Thursday , 2 May 2024
enfrit
On one hand, Andry Rajoelina's partisans are exulting in expectation of a forthcoming international recognition of the young putsch maker, and on the other hand, the exiled President's possible come back, quite susceptible to thwart everything, is giving them the shivers.

The HAT to the look-out at the announcement of Marc Ravalomanana’s possible return in Madagascar

Rajoelina’s partisans have repeatedly been prompting the police forces to remain alert during the latest days. The head of the joint headquarters of the army, colonel André Ndriarijaona, has more particularly been invited to stay on his guards. The partisans of the High Authority of Transition are actually taking Marc Ravalomanana’s come back promises very seriously. 

 

“Coastal surveillance must be reinforced” protested a proxy of the president of the HAT. Rajoelina’s partisans have equally been shocked by the fact that some army officers, recently found guilty of making thundering declarations in favour the full implementation of the Maputo agreements, had not been “re-educated” despite their openly personal and extra hierarchical initiative.  

 

 Yet It is not the first time that Marc Ravalomanana announces a forthcoming come back in the Great Isle. This time around though, the HAT really takes the situation seriously. The adversaries of the ousted president on the watch, from fear of a Honduran script of the Malagasy crisis.  

 

Some others of Andry Rajoelina’s supporters went as far as denouncing pastor Lala Rasendrahasina’s recent return in the country as president of the FJKM protestant church and Marc Ravalomanana’s former collaborator, since the latter has remained until  now the reformed church’s vice president. The pastor’s return, after some months in exile, is considered by Rajoelina’s proxies as a premonitory sign of the ousted President’s come back to Madagascar. 

 

One thing a least is to be taken for granted: Marc Ravalomanana will make to the African Union’s headquarters, in Addis Ababa the Ethiopian capital, on next November 3rd, to take part into the four mobility leaders’ talks. His supporters are only betting on the ousted president’s return in country to reverse the tendency in the crisis opposing him to Andry Rajoelina since January 2009.  

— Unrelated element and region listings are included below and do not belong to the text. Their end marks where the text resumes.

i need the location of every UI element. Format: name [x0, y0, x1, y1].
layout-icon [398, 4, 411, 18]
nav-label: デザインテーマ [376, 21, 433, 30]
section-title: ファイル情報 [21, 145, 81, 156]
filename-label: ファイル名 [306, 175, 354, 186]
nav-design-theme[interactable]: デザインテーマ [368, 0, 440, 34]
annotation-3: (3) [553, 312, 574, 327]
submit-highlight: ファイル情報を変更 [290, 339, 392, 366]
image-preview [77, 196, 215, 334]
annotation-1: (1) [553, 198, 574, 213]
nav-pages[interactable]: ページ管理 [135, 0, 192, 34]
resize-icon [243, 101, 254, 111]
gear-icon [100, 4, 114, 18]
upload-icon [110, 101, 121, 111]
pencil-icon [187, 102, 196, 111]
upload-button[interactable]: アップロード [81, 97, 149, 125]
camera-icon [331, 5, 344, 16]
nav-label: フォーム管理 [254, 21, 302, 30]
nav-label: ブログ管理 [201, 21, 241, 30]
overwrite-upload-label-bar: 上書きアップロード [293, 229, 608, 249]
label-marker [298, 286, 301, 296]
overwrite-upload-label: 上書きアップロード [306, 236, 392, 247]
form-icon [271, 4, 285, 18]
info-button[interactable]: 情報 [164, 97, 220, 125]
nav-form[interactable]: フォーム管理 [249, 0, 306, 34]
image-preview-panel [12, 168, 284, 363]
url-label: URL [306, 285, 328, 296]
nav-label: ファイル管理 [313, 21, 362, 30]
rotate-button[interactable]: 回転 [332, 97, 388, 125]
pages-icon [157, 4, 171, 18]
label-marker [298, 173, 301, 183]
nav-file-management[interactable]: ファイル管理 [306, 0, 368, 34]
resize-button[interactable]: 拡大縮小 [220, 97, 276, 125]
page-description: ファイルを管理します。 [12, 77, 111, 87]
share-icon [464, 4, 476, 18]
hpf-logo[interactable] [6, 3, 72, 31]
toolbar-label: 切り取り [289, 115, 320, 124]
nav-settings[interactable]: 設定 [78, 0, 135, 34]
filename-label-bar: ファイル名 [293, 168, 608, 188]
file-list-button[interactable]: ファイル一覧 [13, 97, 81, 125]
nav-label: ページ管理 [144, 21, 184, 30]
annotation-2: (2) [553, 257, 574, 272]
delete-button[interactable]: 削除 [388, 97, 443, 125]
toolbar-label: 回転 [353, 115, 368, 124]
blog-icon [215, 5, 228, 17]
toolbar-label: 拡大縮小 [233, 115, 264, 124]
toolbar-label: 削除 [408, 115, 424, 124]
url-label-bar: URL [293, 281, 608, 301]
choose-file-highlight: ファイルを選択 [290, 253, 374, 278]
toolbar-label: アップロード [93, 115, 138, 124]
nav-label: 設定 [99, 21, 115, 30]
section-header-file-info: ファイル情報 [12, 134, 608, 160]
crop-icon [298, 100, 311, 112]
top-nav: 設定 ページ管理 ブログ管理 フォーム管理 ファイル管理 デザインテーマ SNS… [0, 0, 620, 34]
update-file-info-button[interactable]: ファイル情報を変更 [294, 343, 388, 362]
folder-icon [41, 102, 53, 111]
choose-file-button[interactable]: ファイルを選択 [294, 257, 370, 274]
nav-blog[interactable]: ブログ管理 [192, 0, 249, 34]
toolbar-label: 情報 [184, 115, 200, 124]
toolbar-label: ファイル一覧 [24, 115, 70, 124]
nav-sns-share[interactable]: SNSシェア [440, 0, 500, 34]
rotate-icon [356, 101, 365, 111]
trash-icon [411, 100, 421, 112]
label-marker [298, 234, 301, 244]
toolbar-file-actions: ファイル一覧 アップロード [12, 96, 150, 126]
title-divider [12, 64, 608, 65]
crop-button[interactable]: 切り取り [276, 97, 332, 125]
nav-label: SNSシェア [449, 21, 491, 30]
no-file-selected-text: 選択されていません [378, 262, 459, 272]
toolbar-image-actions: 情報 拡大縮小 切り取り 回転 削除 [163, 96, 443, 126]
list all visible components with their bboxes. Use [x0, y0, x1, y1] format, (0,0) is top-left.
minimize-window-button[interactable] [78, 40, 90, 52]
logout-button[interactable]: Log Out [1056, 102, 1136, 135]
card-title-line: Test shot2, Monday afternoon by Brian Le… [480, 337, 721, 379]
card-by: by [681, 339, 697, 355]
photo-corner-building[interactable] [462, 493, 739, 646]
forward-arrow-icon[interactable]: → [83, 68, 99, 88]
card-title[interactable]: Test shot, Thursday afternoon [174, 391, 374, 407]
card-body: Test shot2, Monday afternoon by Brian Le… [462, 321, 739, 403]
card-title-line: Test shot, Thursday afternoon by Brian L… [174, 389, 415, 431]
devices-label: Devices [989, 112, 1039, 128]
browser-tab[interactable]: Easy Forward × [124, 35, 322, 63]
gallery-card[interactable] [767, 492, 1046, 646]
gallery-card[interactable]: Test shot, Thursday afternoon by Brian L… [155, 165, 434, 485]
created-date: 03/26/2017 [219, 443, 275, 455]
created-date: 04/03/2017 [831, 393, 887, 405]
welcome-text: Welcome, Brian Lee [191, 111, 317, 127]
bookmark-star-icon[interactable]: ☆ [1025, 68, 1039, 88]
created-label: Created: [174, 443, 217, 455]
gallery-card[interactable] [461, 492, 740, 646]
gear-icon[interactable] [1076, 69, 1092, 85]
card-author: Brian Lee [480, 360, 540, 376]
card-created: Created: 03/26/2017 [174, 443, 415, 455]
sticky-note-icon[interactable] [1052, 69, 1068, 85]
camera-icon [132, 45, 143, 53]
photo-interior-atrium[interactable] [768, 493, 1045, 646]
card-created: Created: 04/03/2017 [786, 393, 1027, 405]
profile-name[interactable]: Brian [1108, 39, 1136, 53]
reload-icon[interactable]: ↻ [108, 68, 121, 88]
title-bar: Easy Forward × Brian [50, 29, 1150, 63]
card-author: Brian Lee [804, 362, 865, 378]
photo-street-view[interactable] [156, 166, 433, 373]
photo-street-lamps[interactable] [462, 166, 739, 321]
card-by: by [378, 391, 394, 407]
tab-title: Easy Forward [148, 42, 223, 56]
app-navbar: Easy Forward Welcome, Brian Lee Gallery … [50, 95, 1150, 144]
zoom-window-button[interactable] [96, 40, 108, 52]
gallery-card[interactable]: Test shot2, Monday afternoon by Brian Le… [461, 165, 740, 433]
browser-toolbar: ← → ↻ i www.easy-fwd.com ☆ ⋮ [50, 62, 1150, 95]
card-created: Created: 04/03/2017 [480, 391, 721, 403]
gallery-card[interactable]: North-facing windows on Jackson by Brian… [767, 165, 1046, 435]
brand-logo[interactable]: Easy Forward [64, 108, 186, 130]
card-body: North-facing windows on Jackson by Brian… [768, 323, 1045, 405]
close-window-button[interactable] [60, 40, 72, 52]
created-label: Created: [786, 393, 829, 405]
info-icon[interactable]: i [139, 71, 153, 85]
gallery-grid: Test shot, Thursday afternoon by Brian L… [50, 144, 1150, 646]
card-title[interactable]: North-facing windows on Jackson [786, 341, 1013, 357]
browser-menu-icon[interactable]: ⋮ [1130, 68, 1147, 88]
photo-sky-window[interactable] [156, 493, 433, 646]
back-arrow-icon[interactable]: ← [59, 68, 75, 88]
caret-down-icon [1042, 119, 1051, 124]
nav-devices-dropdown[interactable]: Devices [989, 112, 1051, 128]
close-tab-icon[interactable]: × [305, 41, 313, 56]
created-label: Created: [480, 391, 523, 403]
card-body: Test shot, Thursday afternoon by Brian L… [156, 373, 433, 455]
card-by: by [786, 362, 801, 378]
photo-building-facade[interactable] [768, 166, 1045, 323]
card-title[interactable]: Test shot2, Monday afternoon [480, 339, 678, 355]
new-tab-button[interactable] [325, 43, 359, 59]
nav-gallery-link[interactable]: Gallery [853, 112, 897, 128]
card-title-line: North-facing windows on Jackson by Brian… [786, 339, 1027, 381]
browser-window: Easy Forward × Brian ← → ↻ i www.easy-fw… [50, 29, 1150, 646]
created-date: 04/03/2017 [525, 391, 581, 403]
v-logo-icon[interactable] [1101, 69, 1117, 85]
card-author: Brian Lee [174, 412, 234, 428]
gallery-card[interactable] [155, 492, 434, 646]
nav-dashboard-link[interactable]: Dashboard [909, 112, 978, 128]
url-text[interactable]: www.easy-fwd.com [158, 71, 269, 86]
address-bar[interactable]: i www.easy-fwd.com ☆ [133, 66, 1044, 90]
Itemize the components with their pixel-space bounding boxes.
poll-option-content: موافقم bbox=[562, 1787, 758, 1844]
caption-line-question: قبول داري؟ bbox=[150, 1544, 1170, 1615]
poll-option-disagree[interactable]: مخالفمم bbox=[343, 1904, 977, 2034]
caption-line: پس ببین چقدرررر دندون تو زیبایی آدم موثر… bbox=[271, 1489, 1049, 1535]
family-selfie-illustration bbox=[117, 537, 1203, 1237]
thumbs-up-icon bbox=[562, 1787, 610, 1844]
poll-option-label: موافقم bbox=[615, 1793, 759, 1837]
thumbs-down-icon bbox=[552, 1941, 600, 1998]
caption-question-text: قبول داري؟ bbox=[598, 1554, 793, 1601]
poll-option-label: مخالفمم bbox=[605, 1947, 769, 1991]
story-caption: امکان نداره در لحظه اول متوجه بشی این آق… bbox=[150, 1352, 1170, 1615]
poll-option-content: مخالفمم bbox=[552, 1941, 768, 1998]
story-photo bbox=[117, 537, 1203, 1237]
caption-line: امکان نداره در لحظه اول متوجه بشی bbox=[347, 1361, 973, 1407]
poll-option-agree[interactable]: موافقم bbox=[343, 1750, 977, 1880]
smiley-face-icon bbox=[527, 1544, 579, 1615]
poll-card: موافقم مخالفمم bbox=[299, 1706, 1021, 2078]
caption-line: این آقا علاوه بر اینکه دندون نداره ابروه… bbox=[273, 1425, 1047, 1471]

 Marc Ravalomanana’s decision will definitely depend on the outcome of the mobility leaders’ meeting in Addis Ababa. At present, the president in exile is firmly against the assignment of the Transition’s presidency to Andry Rajoelina, although a slight part of the international Community is reckoning with the young putsch maker.  

 

Could the Addis-Ababa stage fail to provide satisfaction to Marc Ravalomanana, he will have no other option left but hitting the road to the Great Isle, play it the hard way with all of his supporters to conquer the power, and eventually force the other sides involved in the crisis to negotiate. Let it be noticed that the Rajoelina camp is well committed to move forward in its transition, without Marc Ravalomanana.